Resist and Process Pattern Variations in Advanced Node Semiconductor Device Fabrication

Abstract

Pattern variations can cause challenges in device scaling. Since the last few decades, the semiconductor industry has successfully utilized the device scaling technique by reducing the transistor area to meet the requirements needed for optimum device performance and fabrication cost during each generation of development. The main challenges in the development of this technique are imaging resolution and pattern variations. Extreme ultraviolet (EUV) lithography and the multiple-patterning method can be used to push the imaging resolution to sub-30 nm. This thesis investigates the mechanism of pattern variations and proposes methods for pattern improvement.
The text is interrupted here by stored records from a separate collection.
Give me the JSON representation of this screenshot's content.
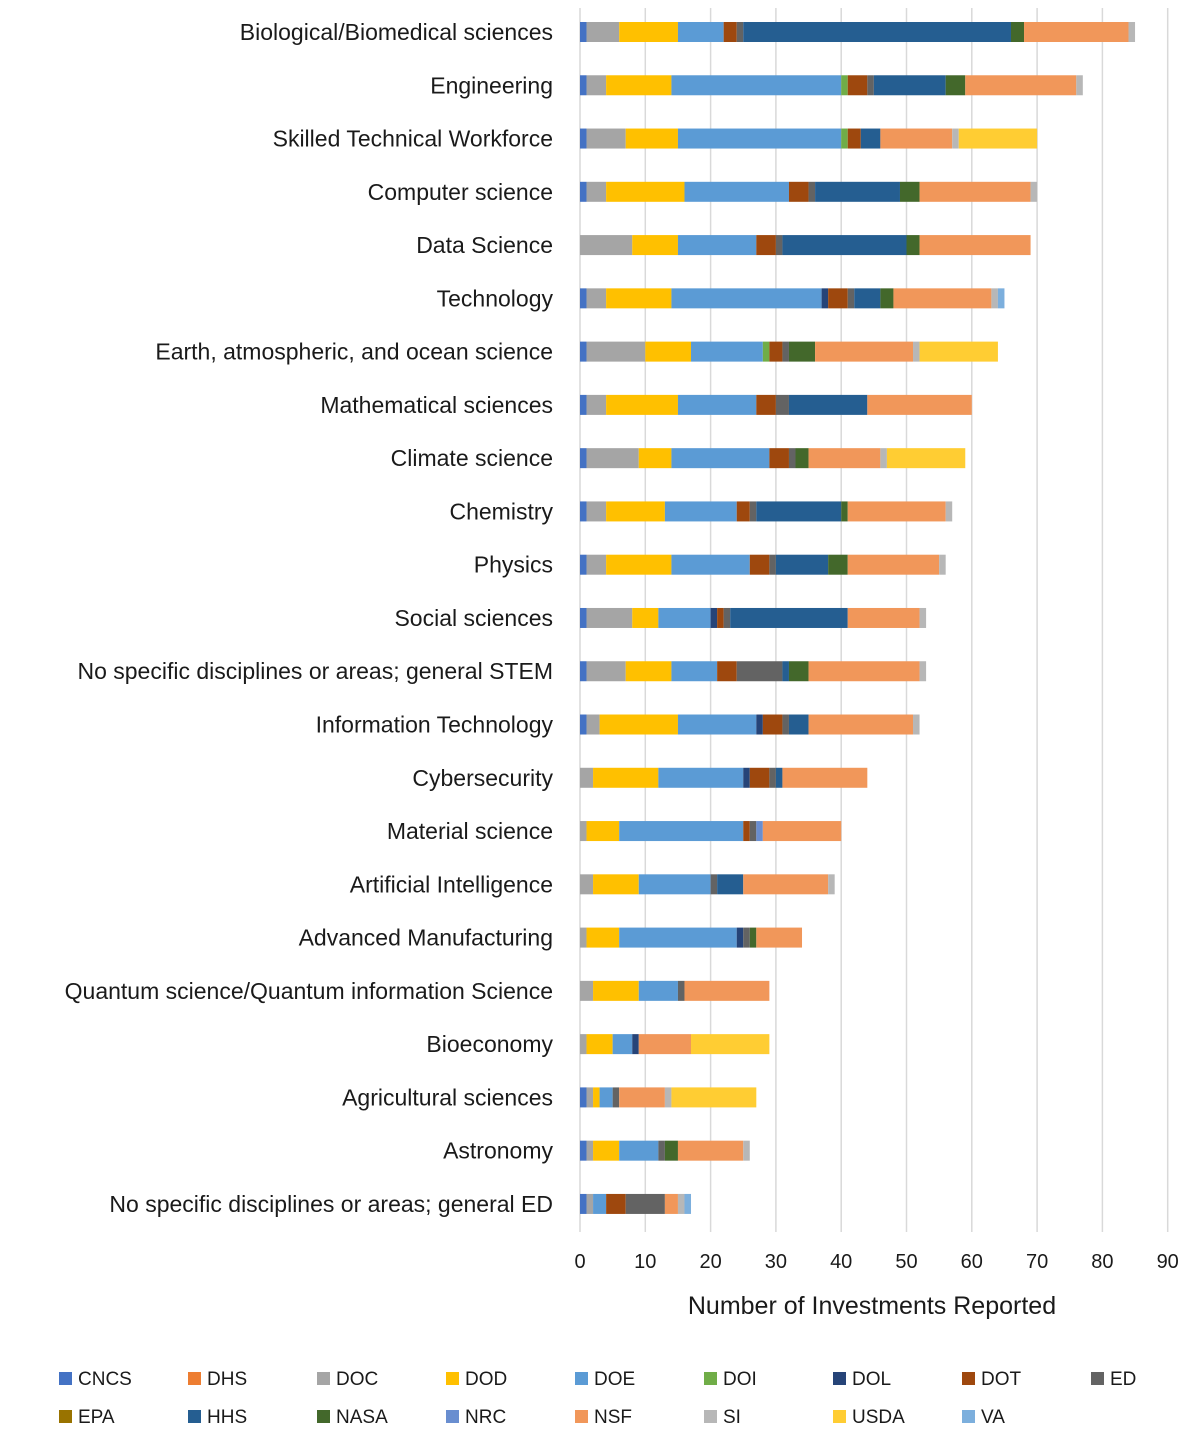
{
  "chart_data": {
    "type": "bar",
    "orientation": "horizontal",
    "stacked": true,
    "title": "",
    "xlabel": "Number of Investments Reported",
    "ylabel": "",
    "xlim": [
      0,
      90
    ],
    "xticks": [
      0,
      10,
      20,
      30,
      40,
      50,
      60,
      70,
      80,
      90
    ],
    "grid": "vertical",
    "legend_position": "bottom",
    "categories": [
      "Biological/Biomedical sciences",
      "Engineering",
      "Skilled Technical Workforce",
      "Computer science",
      "Data Science",
      "Technology",
      "Earth, atmospheric, and ocean science",
      "Mathematical sciences",
      "Climate science",
      "Chemistry",
      "Physics",
      "Social sciences",
      "No specific disciplines or areas; general STEM",
      "Information Technology",
      "Cybersecurity",
      "Material science",
      "Artificial Intelligence",
      "Advanced Manufacturing",
      "Quantum science/Quantum information Science",
      "Bioeconomy",
      "Agricultural sciences",
      "Astronomy",
      "No specific disciplines or areas; general ED"
    ],
    "series": [
      {
        "name": "CNCS",
        "color": "#4472C4",
        "values": [
          1,
          1,
          1,
          1,
          0,
          1,
          1,
          1,
          1,
          1,
          1,
          1,
          1,
          1,
          0,
          0,
          0,
          0,
          0,
          0,
          1,
          1,
          1
        ]
      },
      {
        "name": "DHS",
        "color": "#ED7D31",
        "values": [
          0,
          0,
          0,
          0,
          0,
          0,
          0,
          0,
          0,
          0,
          0,
          0,
          0,
          0,
          0,
          0,
          0,
          0,
          0,
          0,
          0,
          0,
          0
        ]
      },
      {
        "name": "DOC",
        "color": "#A5A5A5",
        "values": [
          5,
          3,
          6,
          3,
          8,
          3,
          9,
          3,
          8,
          3,
          3,
          7,
          6,
          2,
          2,
          1,
          2,
          1,
          2,
          1,
          1,
          1,
          1
        ]
      },
      {
        "name": "DOD",
        "color": "#FFC000",
        "values": [
          9,
          10,
          8,
          12,
          7,
          10,
          7,
          11,
          5,
          9,
          10,
          4,
          7,
          12,
          10,
          5,
          7,
          5,
          7,
          4,
          1,
          4,
          0
        ]
      },
      {
        "name": "DOE",
        "color": "#5B9BD5",
        "values": [
          7,
          26,
          25,
          16,
          12,
          23,
          11,
          12,
          15,
          11,
          12,
          8,
          7,
          12,
          13,
          19,
          11,
          18,
          6,
          3,
          2,
          6,
          2
        ]
      },
      {
        "name": "DOI",
        "color": "#70AD47",
        "values": [
          0,
          1,
          1,
          0,
          0,
          0,
          1,
          0,
          0,
          0,
          0,
          0,
          0,
          0,
          0,
          0,
          0,
          0,
          0,
          0,
          0,
          0,
          0
        ]
      },
      {
        "name": "DOL",
        "color": "#264478",
        "values": [
          0,
          0,
          0,
          0,
          0,
          1,
          0,
          0,
          0,
          0,
          0,
          1,
          0,
          1,
          1,
          0,
          0,
          1,
          0,
          1,
          0,
          0,
          0
        ]
      },
      {
        "name": "DOT",
        "color": "#9E480E",
        "values": [
          2,
          3,
          2,
          3,
          3,
          3,
          2,
          3,
          3,
          2,
          3,
          1,
          3,
          3,
          3,
          1,
          0,
          0,
          0,
          0,
          0,
          0,
          3
        ]
      },
      {
        "name": "ED",
        "color": "#636363",
        "values": [
          1,
          1,
          0,
          1,
          1,
          1,
          1,
          2,
          1,
          1,
          1,
          1,
          7,
          1,
          1,
          1,
          1,
          1,
          1,
          0,
          1,
          1,
          6
        ]
      },
      {
        "name": "EPA",
        "color": "#997300",
        "values": [
          0,
          0,
          0,
          0,
          0,
          0,
          0,
          0,
          0,
          0,
          0,
          0,
          0,
          0,
          0,
          0,
          0,
          0,
          0,
          0,
          0,
          0,
          0
        ]
      },
      {
        "name": "HHS",
        "color": "#255E91",
        "values": [
          41,
          11,
          3,
          13,
          19,
          4,
          0,
          12,
          0,
          13,
          8,
          18,
          1,
          3,
          1,
          0,
          4,
          0,
          0,
          0,
          0,
          0,
          0
        ]
      },
      {
        "name": "NASA",
        "color": "#43682B",
        "values": [
          2,
          3,
          0,
          3,
          2,
          2,
          4,
          0,
          2,
          1,
          3,
          0,
          3,
          0,
          0,
          0,
          0,
          1,
          0,
          0,
          0,
          2,
          0
        ]
      },
      {
        "name": "NRC",
        "color": "#698ED0",
        "values": [
          0,
          0,
          0,
          0,
          0,
          0,
          0,
          0,
          0,
          0,
          0,
          0,
          0,
          0,
          0,
          1,
          0,
          0,
          0,
          0,
          0,
          0,
          0
        ]
      },
      {
        "name": "NSF",
        "color": "#F1975A",
        "values": [
          16,
          17,
          11,
          17,
          17,
          15,
          15,
          16,
          11,
          15,
          14,
          11,
          17,
          16,
          13,
          12,
          13,
          7,
          13,
          8,
          7,
          10,
          2
        ]
      },
      {
        "name": "SI",
        "color": "#B7B7B7",
        "values": [
          1,
          1,
          1,
          1,
          0,
          1,
          1,
          0,
          1,
          1,
          1,
          1,
          1,
          1,
          0,
          0,
          1,
          0,
          0,
          0,
          1,
          1,
          1
        ]
      },
      {
        "name": "USDA",
        "color": "#FFCD33",
        "values": [
          0,
          0,
          12,
          0,
          0,
          0,
          12,
          0,
          12,
          0,
          0,
          0,
          0,
          0,
          0,
          0,
          0,
          0,
          0,
          12,
          13,
          0,
          0
        ]
      },
      {
        "name": "VA",
        "color": "#7CAFDD",
        "values": [
          0,
          0,
          0,
          0,
          0,
          1,
          0,
          0,
          0,
          0,
          0,
          0,
          0,
          0,
          0,
          0,
          0,
          0,
          0,
          0,
          0,
          0,
          1
        ]
      }
    ]
  }
}
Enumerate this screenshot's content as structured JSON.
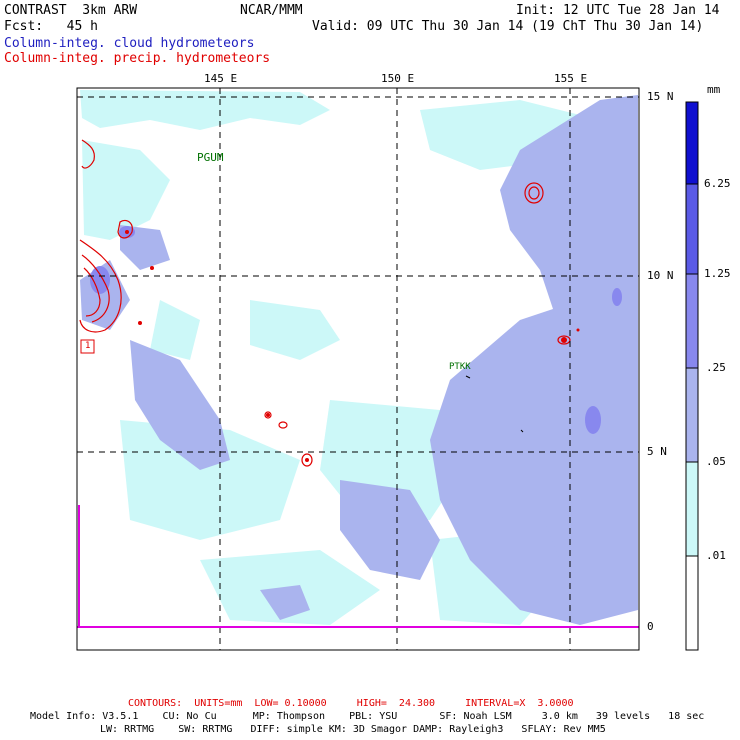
{
  "header": {
    "model": "CONTRAST  3km ARW",
    "org": "NCAR/MMM",
    "init": "Init: 12 UTC Tue 28 Jan 14",
    "fcst": "Fcst:   45 h",
    "valid": "Valid: 09 UTC Thu 30 Jan 14 (19 ChT Thu 30 Jan 14)",
    "field1": "Column-integ. cloud hydrometeors",
    "field2": "Column-integ. precip. hydrometeors"
  },
  "map": {
    "lon_labels": [
      "145 E",
      "150 E",
      "155 E"
    ],
    "lat_labels": [
      "15 N",
      "10 N",
      "5 N",
      "0"
    ],
    "stations": [
      "PGUM",
      "PTKK"
    ],
    "box_label": "1"
  },
  "colorbar": {
    "unit": "mm",
    "levels": [
      "6.25",
      "1.25",
      ".25",
      ".05",
      ".01"
    ],
    "colors": [
      "#ffffff",
      "#ccf8f8",
      "#aab4ee",
      "#8888ee",
      "#5a5ae6",
      "#1010d0"
    ]
  },
  "footer": {
    "contours": "CONTOURS:  UNITS=mm  LOW= 0.10000     HIGH=  24.300     INTERVAL=X  3.0000",
    "info1": "Model Info: V3.5.1    CU: No Cu      MP: Thompson    PBL: YSU       SF: Noah LSM     3.0 km   39 levels   18 sec",
    "info2": "LW: RRTMG    SW: RRTMG   DIFF: simple KM: 3D Smagor DAMP: Rayleigh3   SFLAY: Rev MM5"
  },
  "colors": {
    "cloud_light": "#ccf8f8",
    "cloud_mid": "#aab4ee",
    "cloud_dark": "#8888ee",
    "precip_contour": "#e00000",
    "axis_line": "#e000e0"
  }
}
The thesis begins by investigating the origin of pattern variations in an EUV–chemically amplified photoresist system. The experimental results show that the chemical composition and inhomogeneity of the material contribute to pattern variations in EUV lithography. A difference in the localized-material-removal rate indicates the contribution of stochastics chemical kinetics in the photoresist during the development process. The study then investigates the effects of the plasma etching process on the pattern variations. The plasma etching process can alter the pattern variations by modifying the etching behavior and the etching selectivity. The thesis also discusses the system-level or integrated process-induced pattern variations. The method proposed herein involves surface modification and tone inversion technique and reduces the line edge roughness by 26% on a 20-nm pitch line pattern. Using a multicolor line-cut process, the thesis experimentally demonstrated the control of the edge-placement error from system-level pattern variations.